This could be the saddest dusk ever seen
You turn to a miracle high-alive
Michael Stipe
Peut-on écouter Vauxhall and I de Morrissey sous le franc soleil de juillet ? Et un Antônio Carlos Jobim empêtré dans un crachin de février, c’est toujours du Antônio Carlos Jobim ? Climats met en avant les sorties disques et livres selon la météo.
Étrange rosée
Il y a comme une éclosion, une ouverture. Lorsque l’on regarde la pochette du dernier album de Laura Veirs. Mais c’est, encore, la présence d’une vieille blessure qui se trame dans cette posture. Assise et défiant le regard de l’autre, Laura Veirs, sur le seuil de sa maison offre une sorte de womanspreading. Ce disque est une affaire de puissance retrouvée et le noir et blanc de la photo raconte l’ambivalence, le contraste. Après sa rupture, Veirs a du retrouver la résonance de sa liberté. Ainsi, Found Light est un disque de recherche et de suspens. À l’aveugle et avec délicatesse comme la kora d’Ali Farka Touré, Veirs tâtonne à retrouver la saveur et le goût. La violence en sourdine d’Eucalyptus, ce battement de cœur contrarié, nous raconte les chutes anciennes. Ailleurs, la douceur embaume les plaies définitivement – New Arms. Étrangement, c’est la profonde unité du disque, ce même ton, qui donne toute sa force. Car Found Light est un disque épique à sa façon, une façon de perdre et de retrouver, une résilience. Sword Song déplie langoureusement toute cette vitalité nouvelle, Winter Windows arrache quelques morceaux de colère au passé. Laura Veirs travaille, avec unité et contraste à la fois, ses mélodies. C’est certainement sa manière de retrouver la joie.
Le prochain été blond
Lorsque Lavinia Dickinson retrouva les milliers de poèmes cachés de sa sœur, certainement que l’effroi fut mélangé au bonheur. L’hermétisme et le secret des vers d’Emily Dickinson avaient ce désir de ressurgir, de donner à entendre leur force. Flammarion a eu, il y a deux ans, la bonne idée de proposer une édition bilingue des poèmes de Dickinson.

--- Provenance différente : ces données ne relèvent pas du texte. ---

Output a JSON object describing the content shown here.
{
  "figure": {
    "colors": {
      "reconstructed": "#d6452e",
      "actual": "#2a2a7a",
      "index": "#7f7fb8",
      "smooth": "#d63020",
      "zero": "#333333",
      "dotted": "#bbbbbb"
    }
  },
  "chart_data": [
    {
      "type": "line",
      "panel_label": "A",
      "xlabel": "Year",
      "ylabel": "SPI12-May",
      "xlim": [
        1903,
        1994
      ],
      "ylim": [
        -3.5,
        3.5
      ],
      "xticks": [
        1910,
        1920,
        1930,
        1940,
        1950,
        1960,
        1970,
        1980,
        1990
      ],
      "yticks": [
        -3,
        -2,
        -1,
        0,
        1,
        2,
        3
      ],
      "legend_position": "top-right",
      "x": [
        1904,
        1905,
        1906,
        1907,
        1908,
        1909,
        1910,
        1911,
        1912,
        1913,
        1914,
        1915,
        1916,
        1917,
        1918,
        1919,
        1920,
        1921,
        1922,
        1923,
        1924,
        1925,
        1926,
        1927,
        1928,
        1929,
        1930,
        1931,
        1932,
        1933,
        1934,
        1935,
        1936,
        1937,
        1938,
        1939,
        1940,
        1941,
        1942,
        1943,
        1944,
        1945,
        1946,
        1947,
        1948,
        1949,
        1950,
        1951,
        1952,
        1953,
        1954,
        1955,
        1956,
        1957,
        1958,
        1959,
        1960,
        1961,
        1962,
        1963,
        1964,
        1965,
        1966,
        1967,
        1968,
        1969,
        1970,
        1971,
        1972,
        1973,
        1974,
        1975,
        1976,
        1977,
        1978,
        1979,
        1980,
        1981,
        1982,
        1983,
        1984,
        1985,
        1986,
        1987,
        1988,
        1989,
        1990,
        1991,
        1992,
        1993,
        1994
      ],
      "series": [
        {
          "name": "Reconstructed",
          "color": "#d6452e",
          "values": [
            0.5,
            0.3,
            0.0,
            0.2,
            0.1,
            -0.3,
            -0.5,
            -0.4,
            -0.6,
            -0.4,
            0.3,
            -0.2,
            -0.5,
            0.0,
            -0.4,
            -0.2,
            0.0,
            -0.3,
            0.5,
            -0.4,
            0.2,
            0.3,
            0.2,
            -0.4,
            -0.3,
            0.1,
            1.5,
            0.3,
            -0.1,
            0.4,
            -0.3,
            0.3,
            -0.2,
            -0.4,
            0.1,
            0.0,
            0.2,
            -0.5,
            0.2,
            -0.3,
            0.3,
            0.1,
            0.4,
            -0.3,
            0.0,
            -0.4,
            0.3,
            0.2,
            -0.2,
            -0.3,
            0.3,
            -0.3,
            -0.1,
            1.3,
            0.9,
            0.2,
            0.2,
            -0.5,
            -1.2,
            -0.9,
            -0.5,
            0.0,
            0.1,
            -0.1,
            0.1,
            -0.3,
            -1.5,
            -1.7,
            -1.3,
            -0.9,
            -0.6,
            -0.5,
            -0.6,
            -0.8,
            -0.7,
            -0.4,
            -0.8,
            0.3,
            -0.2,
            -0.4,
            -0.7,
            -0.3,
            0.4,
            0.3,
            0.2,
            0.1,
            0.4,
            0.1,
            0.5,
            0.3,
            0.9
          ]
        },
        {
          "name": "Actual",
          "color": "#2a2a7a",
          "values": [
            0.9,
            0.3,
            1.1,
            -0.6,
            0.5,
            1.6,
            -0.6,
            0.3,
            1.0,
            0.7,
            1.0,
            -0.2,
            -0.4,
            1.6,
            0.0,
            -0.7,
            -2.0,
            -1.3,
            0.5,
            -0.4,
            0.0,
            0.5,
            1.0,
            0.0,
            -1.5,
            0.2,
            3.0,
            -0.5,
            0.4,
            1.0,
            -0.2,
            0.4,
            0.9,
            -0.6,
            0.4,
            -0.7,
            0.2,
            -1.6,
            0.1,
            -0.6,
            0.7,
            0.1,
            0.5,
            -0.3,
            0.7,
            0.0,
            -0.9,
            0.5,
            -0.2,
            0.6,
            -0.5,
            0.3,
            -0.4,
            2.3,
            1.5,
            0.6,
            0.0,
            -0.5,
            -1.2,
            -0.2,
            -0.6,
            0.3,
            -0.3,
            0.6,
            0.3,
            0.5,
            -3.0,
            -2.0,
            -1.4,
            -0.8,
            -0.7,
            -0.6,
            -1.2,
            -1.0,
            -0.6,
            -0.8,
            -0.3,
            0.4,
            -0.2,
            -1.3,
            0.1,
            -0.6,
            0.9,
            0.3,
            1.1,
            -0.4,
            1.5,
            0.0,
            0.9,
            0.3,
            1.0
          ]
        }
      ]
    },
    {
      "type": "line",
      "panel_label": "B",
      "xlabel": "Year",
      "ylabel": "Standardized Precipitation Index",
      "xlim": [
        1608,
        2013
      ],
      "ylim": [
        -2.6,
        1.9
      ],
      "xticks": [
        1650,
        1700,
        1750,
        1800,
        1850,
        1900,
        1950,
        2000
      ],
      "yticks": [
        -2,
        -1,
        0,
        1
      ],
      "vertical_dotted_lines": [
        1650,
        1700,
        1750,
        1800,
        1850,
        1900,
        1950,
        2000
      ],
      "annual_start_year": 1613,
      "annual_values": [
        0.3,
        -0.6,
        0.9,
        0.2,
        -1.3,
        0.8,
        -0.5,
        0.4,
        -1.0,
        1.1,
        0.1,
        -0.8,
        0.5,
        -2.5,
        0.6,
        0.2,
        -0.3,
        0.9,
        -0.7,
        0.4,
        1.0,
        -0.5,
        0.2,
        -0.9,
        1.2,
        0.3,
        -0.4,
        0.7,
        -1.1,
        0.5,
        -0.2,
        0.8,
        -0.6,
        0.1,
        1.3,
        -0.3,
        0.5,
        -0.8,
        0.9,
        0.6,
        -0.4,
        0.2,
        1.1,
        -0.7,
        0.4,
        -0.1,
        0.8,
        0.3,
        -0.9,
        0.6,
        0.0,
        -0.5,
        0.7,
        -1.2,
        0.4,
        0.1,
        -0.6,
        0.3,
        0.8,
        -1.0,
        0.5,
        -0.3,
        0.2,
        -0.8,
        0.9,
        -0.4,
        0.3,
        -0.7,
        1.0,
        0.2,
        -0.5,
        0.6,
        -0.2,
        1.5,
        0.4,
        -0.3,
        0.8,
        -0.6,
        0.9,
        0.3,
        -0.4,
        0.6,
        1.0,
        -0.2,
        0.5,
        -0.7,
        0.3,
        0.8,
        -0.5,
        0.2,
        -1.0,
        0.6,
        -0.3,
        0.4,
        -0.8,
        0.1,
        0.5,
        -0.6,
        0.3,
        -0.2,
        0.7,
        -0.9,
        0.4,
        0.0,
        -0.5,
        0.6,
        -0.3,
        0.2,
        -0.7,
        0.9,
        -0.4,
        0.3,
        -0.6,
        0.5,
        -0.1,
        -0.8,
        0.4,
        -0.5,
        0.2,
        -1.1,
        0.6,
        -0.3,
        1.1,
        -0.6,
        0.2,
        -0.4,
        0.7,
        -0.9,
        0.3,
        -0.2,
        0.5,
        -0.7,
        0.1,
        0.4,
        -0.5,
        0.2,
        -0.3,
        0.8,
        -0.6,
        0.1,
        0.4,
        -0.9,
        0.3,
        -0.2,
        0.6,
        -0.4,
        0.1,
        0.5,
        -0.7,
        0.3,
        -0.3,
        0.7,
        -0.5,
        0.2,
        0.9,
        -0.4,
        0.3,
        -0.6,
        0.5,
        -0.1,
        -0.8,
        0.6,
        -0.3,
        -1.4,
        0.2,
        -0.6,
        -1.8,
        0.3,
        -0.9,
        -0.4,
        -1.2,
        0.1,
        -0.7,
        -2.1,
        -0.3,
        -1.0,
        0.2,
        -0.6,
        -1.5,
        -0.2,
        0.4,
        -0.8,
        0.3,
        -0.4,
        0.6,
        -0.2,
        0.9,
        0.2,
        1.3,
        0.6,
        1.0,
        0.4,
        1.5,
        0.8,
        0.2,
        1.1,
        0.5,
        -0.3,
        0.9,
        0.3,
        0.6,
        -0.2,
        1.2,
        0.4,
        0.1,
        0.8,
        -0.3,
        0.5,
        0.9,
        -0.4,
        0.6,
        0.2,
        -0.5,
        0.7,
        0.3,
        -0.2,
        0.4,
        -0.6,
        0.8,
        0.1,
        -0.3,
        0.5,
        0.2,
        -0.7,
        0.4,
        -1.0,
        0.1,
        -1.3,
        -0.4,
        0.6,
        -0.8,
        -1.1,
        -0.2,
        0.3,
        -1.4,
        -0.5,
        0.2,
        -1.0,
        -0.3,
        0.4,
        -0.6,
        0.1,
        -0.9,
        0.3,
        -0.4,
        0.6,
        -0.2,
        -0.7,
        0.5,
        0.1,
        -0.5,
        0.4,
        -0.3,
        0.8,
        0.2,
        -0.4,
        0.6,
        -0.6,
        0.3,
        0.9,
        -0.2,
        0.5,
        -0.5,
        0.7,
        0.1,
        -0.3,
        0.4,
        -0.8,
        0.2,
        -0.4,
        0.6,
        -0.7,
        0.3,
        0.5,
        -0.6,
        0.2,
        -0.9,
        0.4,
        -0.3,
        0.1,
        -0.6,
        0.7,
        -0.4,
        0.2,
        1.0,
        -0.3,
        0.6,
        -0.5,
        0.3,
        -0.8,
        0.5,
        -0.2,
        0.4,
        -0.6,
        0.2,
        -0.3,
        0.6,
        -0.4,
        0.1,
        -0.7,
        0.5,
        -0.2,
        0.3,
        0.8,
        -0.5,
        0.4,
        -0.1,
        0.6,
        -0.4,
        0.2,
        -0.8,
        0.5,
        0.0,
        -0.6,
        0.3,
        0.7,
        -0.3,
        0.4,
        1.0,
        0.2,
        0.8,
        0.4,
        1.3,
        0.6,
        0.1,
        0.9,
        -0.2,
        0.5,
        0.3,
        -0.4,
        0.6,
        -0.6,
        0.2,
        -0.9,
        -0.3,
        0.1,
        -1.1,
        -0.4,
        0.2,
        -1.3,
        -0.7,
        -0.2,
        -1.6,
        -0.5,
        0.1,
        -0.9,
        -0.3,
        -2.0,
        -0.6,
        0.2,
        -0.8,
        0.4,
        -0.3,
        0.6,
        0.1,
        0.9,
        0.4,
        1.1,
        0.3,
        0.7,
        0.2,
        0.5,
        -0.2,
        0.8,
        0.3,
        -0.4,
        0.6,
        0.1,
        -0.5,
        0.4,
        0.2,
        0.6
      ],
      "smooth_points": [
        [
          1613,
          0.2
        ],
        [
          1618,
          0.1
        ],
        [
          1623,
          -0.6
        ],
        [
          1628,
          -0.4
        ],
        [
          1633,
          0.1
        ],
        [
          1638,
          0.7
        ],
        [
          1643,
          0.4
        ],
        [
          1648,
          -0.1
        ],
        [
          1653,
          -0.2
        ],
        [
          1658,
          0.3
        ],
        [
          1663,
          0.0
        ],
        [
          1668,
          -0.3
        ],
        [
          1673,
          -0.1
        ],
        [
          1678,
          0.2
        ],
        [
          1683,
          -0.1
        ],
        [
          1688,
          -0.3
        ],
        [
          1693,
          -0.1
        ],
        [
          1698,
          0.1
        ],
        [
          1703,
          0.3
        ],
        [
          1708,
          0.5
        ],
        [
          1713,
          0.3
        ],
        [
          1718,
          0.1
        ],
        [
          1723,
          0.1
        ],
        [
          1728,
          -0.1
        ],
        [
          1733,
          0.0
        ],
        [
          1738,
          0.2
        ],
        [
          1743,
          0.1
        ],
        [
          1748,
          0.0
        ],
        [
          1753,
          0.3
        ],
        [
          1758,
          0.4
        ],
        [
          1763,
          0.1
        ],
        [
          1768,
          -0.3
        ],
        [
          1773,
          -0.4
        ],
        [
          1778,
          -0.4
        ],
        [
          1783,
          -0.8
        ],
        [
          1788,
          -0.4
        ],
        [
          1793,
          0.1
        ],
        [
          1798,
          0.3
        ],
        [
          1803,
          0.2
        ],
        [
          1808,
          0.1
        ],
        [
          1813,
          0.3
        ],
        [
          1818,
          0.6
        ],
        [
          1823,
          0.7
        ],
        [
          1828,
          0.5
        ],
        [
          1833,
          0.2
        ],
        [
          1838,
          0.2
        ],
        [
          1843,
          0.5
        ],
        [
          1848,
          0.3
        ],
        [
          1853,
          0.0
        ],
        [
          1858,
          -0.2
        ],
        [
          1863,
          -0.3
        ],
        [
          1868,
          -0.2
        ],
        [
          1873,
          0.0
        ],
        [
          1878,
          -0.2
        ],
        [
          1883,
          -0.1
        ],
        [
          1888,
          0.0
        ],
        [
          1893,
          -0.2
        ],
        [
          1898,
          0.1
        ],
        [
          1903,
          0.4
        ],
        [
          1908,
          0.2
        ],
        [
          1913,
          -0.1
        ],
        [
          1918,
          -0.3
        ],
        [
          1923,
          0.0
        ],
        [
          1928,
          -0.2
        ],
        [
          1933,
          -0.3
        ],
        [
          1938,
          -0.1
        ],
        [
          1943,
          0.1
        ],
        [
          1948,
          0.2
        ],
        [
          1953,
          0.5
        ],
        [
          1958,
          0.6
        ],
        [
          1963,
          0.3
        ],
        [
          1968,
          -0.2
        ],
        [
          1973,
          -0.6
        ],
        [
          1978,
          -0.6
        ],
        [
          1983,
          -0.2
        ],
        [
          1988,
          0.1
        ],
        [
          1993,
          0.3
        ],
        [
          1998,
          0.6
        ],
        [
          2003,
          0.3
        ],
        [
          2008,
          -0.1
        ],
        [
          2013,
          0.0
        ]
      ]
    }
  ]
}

Ils m’ont enfermée dans la Prose — Comme lorsque j’étais une Petite Fille – Ils m’enfermaient dans le Placard — Parce qu’ils me voulaient « calme » — Calme ! S’ils avaient pu jeter un œil - Et espionner dans mon esprit — le visiter — Ils auraient aussi bien pu enfermer un Oiseau – Pour trahison — à la fourrière.
Chez Dickinson et Laura Veirs, on retrouve cette même rage enfermée dans du coton. La suavité a le goût de l’amertume. La solitude est la seule alliée et le reste est déception. Mais, pourtant, malgré cet isolement obsessionnel, leur création retrouve l’autre. Ce partage semble être une trahison définitive, et c’est ce qui donne cet aura énigmatique à leur univers.